In deep East Texas, Steve Stockman — ousted in 1996 after a single controversial House term marked by rabid anti-federal rhetoric, including sympathy for the Oklahoma City bombers — won a stunning comeback. This time, he ducked public attention and focused tightly on tea partiers and evangelical Christians.
And in West Texas, state Rep. Pete Gallego quashed a comeback bid by ex-congressman Ciro Rodriguez, winning a Democratic runoff for the right to face tea party freshman Rep. Francisco “Quico” Canseco.
“Extremist priorities are wrong for our families,” Gallego said. “This race is about electing a congressman who will stand up for the middle class.”
Canseco, a San Antonio Republican who ousted Rodriguez in the 2010 tea party surge, is a top target for Democrats nationwide.
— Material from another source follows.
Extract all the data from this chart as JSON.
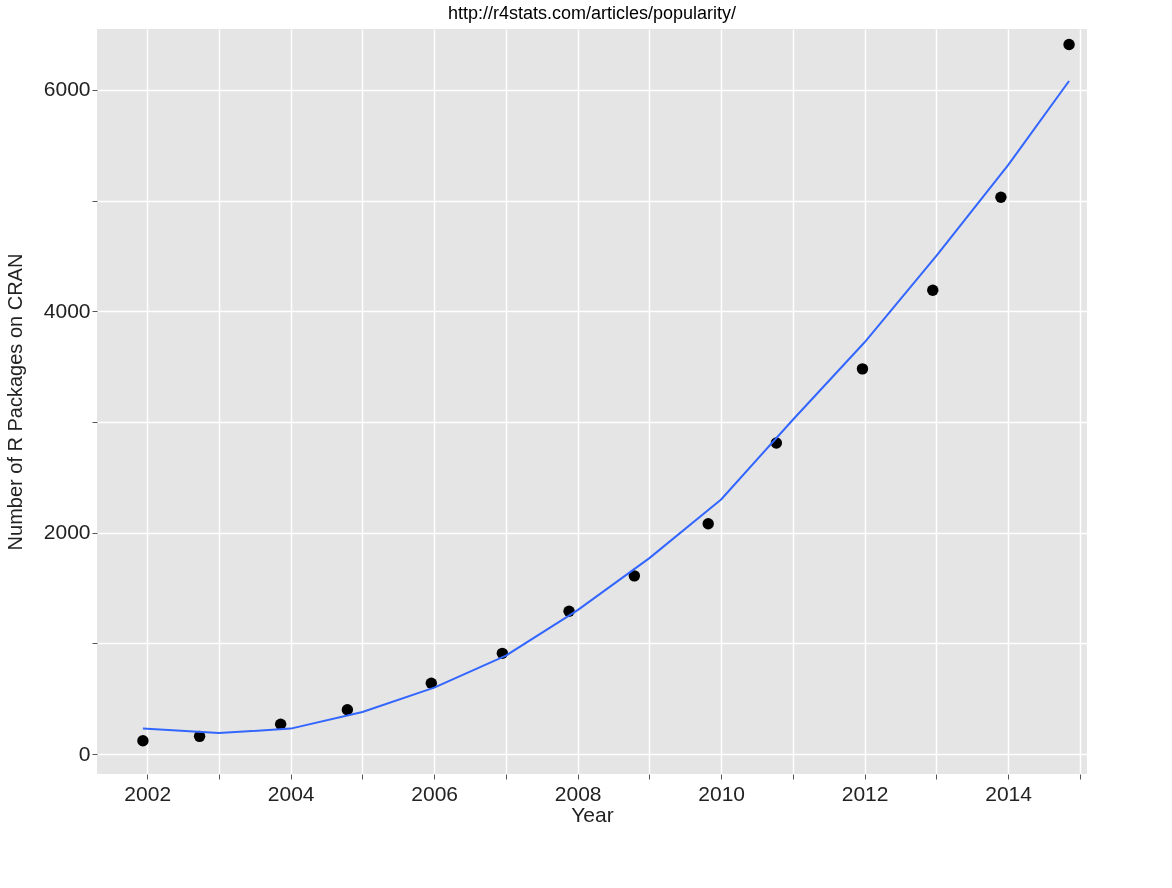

Strategists in both parties generally viewed Gallego as the stronger challenger. Bill Clinton backed Rodriguez. But Gallego outspent his rival 3-1 — though he was down to $7,000 at the end, compared with the incumbent’s $1 million war chest.
“This race has turned into a nightmare for Democrats,” said Daniel Scarpinato, spokesman at the National Republican Congressional Committee, chaired by Dallas Rep. Pete Sessions, arguing that the primary left the winner “battered and bruised.”
Winners of a several other U.S. House runoffs face near-certain victory in November, in districts dominated by one party or the other.
“For a guy that’d never run for office before, it’s pretty humbling,” said Weatherford businessman Roger Williams, an early casualty of the GOP Senate scramble. Williams scooped up a consolation prize by fending off Army veteran Wes Riddle in a district that runs from Fort Worth to Austin.
“It gives us a great platform in the Congress to get our pro-business message out.”
Along the Gulf Coast near Houston in the district where Rep. Ron Paul is retiring after his presidential bid, state Rep. Randy Weber of Pearland won the GOP nod with Paul’s backing. He’s favored to beat former Rep. Nick Lampson of Beaumont, though Weber called him a “formidable” opponent.
“This is a hard seat, but if any Democrat can win, it’s Congressman Lampson,” said Amber Moon, spokeswoman for the Democratic Congressional Campaign Committee.
Weber, a tea party supporter, said he won’t be a “carbon copy” of Paul, though “when you talk about rock-solid conservative with a track record, we’re a lot alike.”
Along the coast from Corpus Christi to Mexico, Brownsville lawyer Filemon Vela beat a longtime aide to former Rep. Solomon Ortiz to win a new Democrat-dominated seat.
The Gallego-Canseco battle will be one of the most closely watched in the country this fall. The vast San Antonio-to-El Paso district is so closely divided that in 2008, 51 percent of voters backed President Barack Obama.
Democrats paint Canseco, a former bank president, as too wealthy and conservative for a district where two-thirds of voting-age residents are Hispanic and many are poor. Moon cited his opposition to a payroll tax cut, support for Medicare rollbacks, and silence on the DREAM Act, which would let young illegal immigrants avoid deportation.